Das beschädigte Fahrzeug unterlag der Mietwagengruppe 10. Das gilt auch für das angemietete Fahrzeug, das auch mit der Mietwagengruppe 10 berechnet wurde. Grundsätzlich muss sich der Geschädigte bei der Anmietung eines Ersatzfahrzeugs ersparte Eigenaufwendungen anrechnen lassen, da er sein eigenes Fahrzeug während der Anmietzeit nicht nutzt und dieses somit keinem Verschleiß unterworfen ist. Diese Ersparnis schätzt das Gericht nach § 287 ZPO mit einem Abzug von 10 Prozent auf die Mietwagenkosten (BGH NJW 2010, 1445, 1446). Da die Mietwagenkosten 2.504,08 € betrugen ergibt sich ein 10-prozentiger Abzug von 250,41 €. Dieser Betrag ist von den berechneten Mietwagenkosten in Abzug zu bringen. Weiterhin ist der von der Beklagten gezahlte Betrag von 723,01 € in Abzug zu bringen. Es verbleibt ein Betrag von 1.558,24 €, der dem Kläger als weiterer Schadensersatz noch zusteht. Insoweit war die Beklagte noch zur Zahlung zu verurteilen.
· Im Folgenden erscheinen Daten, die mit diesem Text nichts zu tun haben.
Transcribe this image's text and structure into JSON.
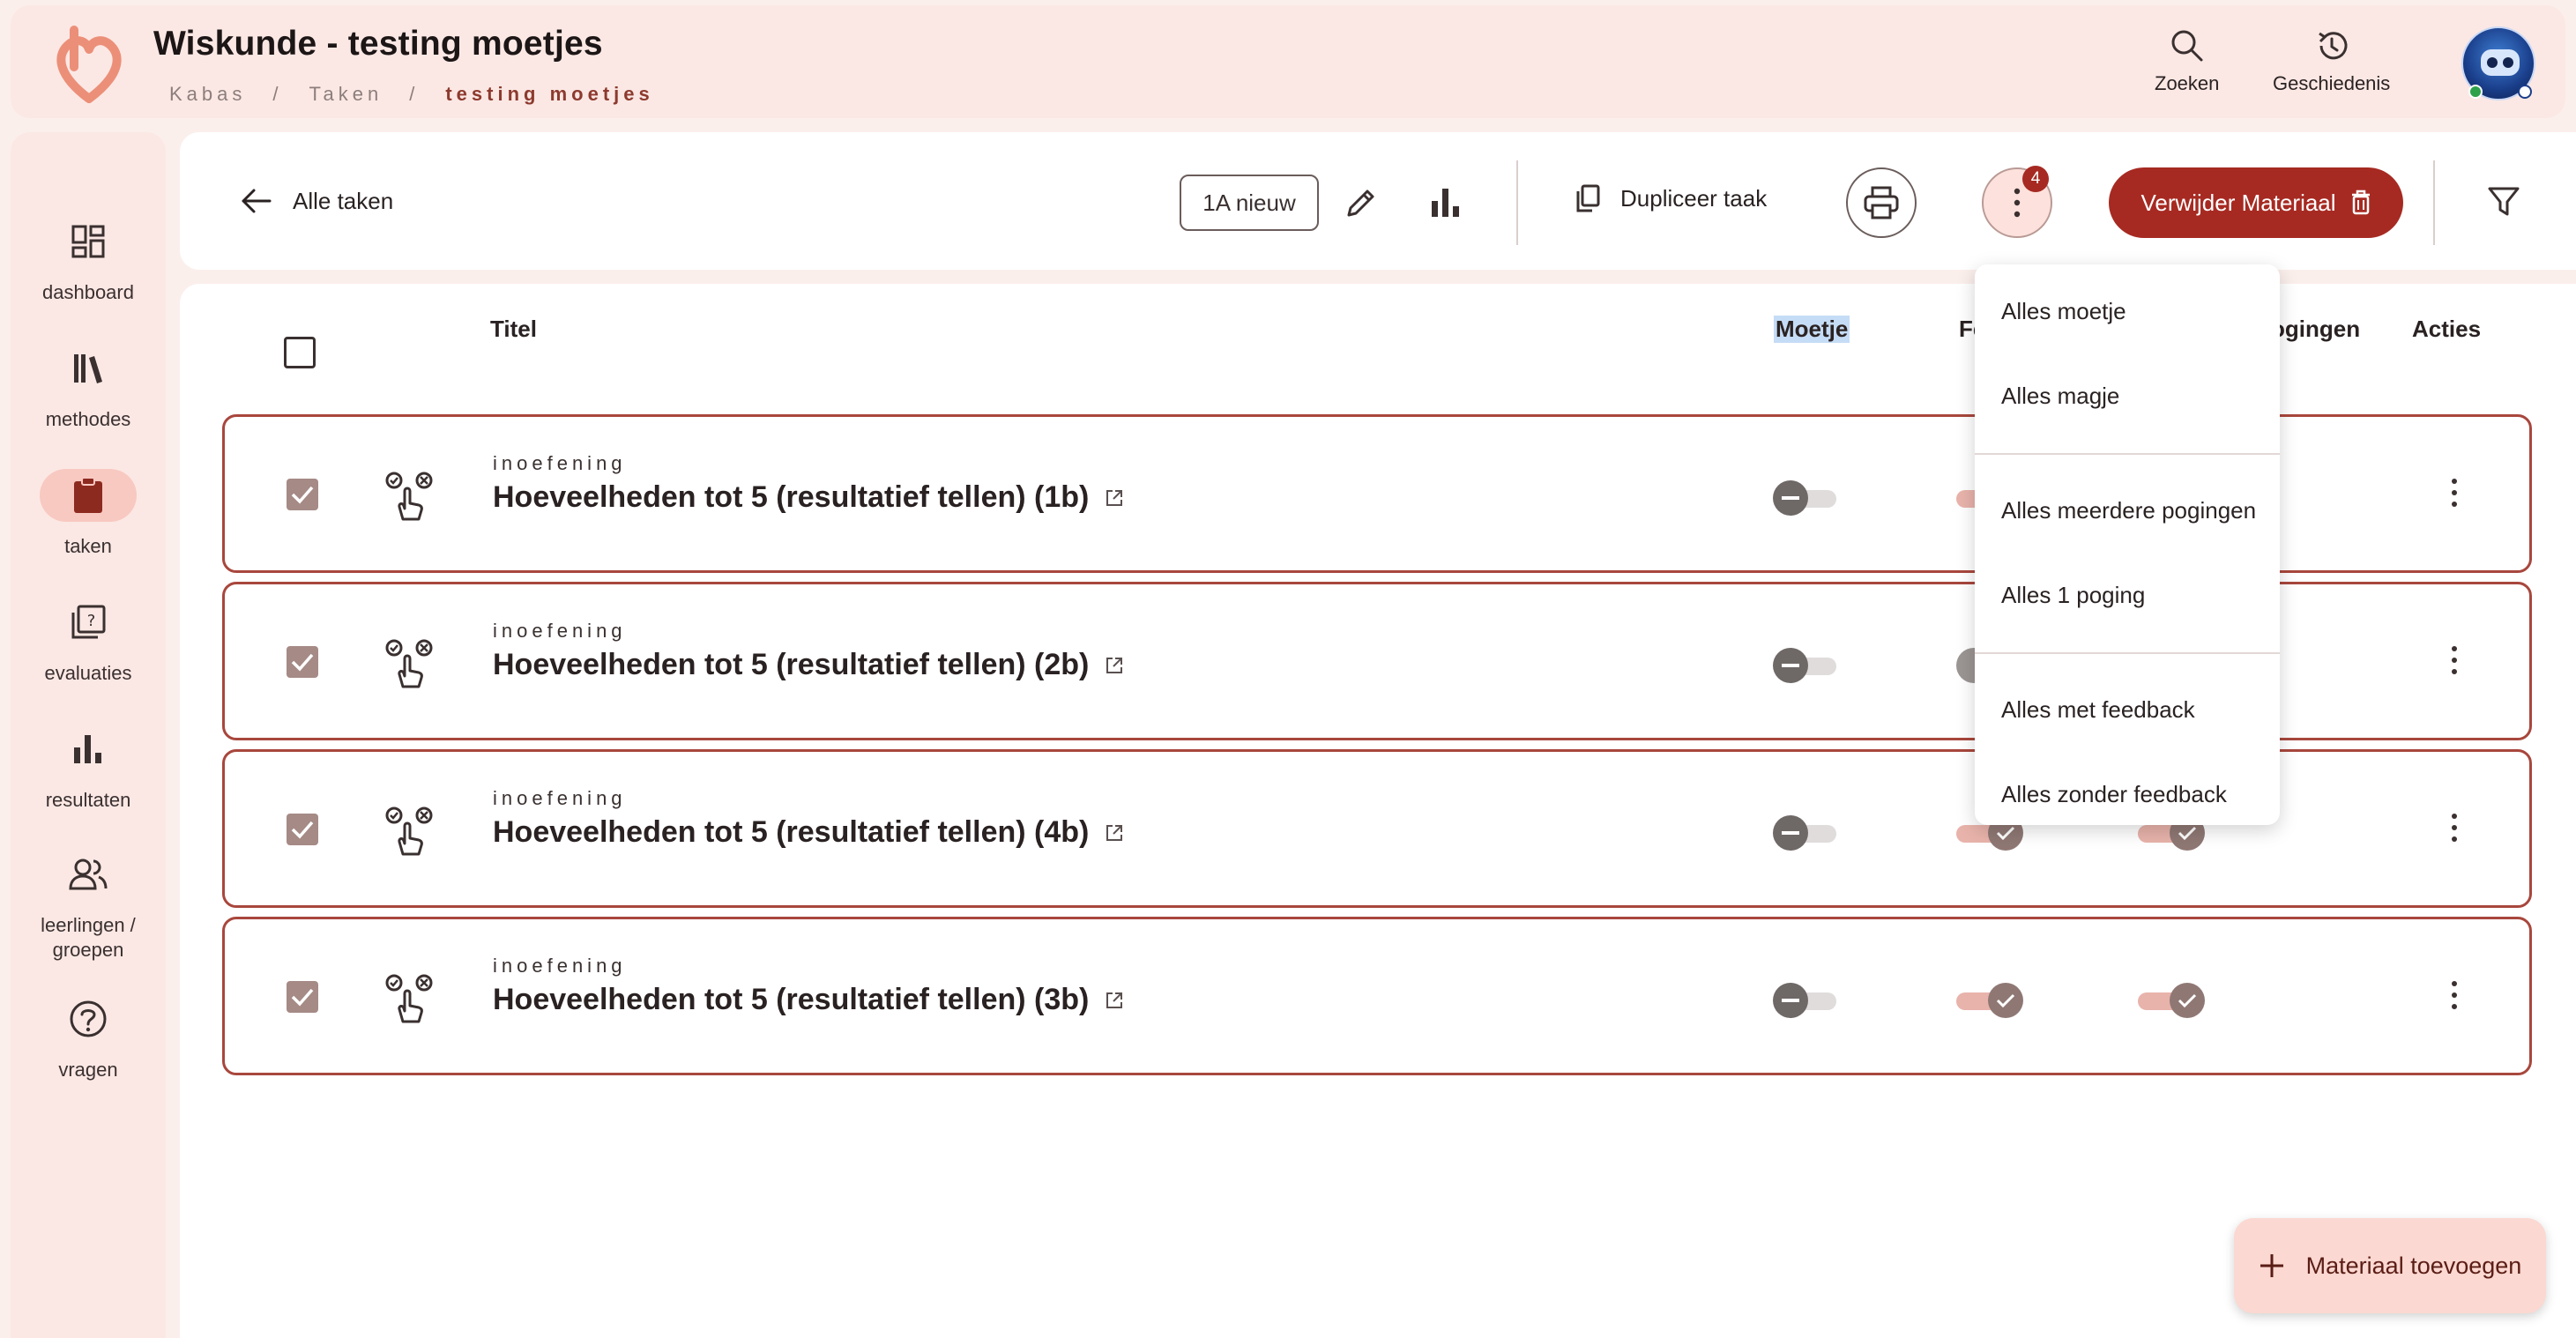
{
  "header": {
    "title": "Wiskunde - testing moetjes",
    "breadcrumb": [
      "Kabas",
      "/",
      "Taken",
      "/",
      "testing moetjes"
    ],
    "actions": [
      {
        "label": "Zoeken",
        "icon": "search-icon"
      },
      {
        "label": "Geschiedenis",
        "icon": "history-icon"
      }
    ]
  },
  "sidebar": {
    "items": [
      {
        "label": "dashboard",
        "icon": "dashboard-icon"
      },
      {
        "label": "methodes",
        "icon": "books-icon"
      },
      {
        "label": "taken",
        "icon": "clipboard-icon",
        "active": true
      },
      {
        "label": "evaluaties",
        "icon": "quiz-icon"
      },
      {
        "label": "resultaten",
        "icon": "bar-chart-icon"
      },
      {
        "label": "leerlingen /",
        "label2": "groepen",
        "icon": "people-icon"
      },
      {
        "label": "vragen",
        "icon": "question-icon"
      }
    ]
  },
  "toolbar": {
    "back_label": "Alle taken",
    "group_chip": "1A nieuw",
    "duplicate_label": "Dupliceer taak",
    "badge_count": "4",
    "delete_label": "Verwijder Materiaal"
  },
  "table": {
    "headers": {
      "title": "Titel",
      "moetje": "Moetje",
      "feedback": "Fe",
      "attempts": "ogingen",
      "actions": "Acties"
    },
    "rows": [
      {
        "kind": "inoefening",
        "title": "Hoeveelheden tot 5 (resultatief tellen) (1b)",
        "checked": true,
        "moetje": false
      },
      {
        "kind": "inoefening",
        "title": "Hoeveelheden tot 5 (resultatief tellen) (2b)",
        "checked": true,
        "moetje": false
      },
      {
        "kind": "inoefening",
        "title": "Hoeveelheden tot 5 (resultatief tellen) (4b)",
        "checked": true,
        "moetje": false,
        "feedback": true,
        "attempts": true
      },
      {
        "kind": "inoefening",
        "title": "Hoeveelheden tot 5 (resultatief tellen) (3b)",
        "checked": true,
        "moetje": false,
        "feedback": true,
        "attempts": true
      }
    ]
  },
  "menu": {
    "items": [
      "Alles moetje",
      "Alles magje",
      "Alles meerdere pogingen",
      "Alles 1 poging",
      "Alles met feedback",
      "Alles zonder feedback"
    ]
  },
  "fab": {
    "label": "Materiaal toevoegen"
  },
  "colors": {
    "accent": "#a62a22",
    "row_border": "#a8473d",
    "background": "#fbefec",
    "active_nav": "#f8c9c1"
  }
}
Fazit und Praxishinweis: Zutreffend hat das erkennende Gericht dem Schädiger das Werkstattrisiko angelastet. Denn der BGH hat bereits entschieden, dass der Schädiger das Prognose- und Werkstattrisiko trägt und dass die Werkstatt der Erfüllungsgehilfe des Schädigers ist (vgl. BGHZ 63, 182). Verzögerungen bei der Reparatur gehen daher grundsätzlich zu Lasten des Schädigers. Eigenersparnisse durch die Nichtnutzung des eigenen verunfallten Fahrzeugs muss sich der Geschädigte allerdings anrechnen lassen, wenn er ein klassengleiches Fahrzeug anmietet. Die Rechtsprechung schätz gemäß § 287 ZPO den ersparten Eigenanteil auf 10 Prozent der Mietwagenkosten (vgl. BGH NJW 2010, 1445 f.). Vgl. auch die Ausführungen unter FAQ Mietwagenkosten in dieser Unfallzeitung.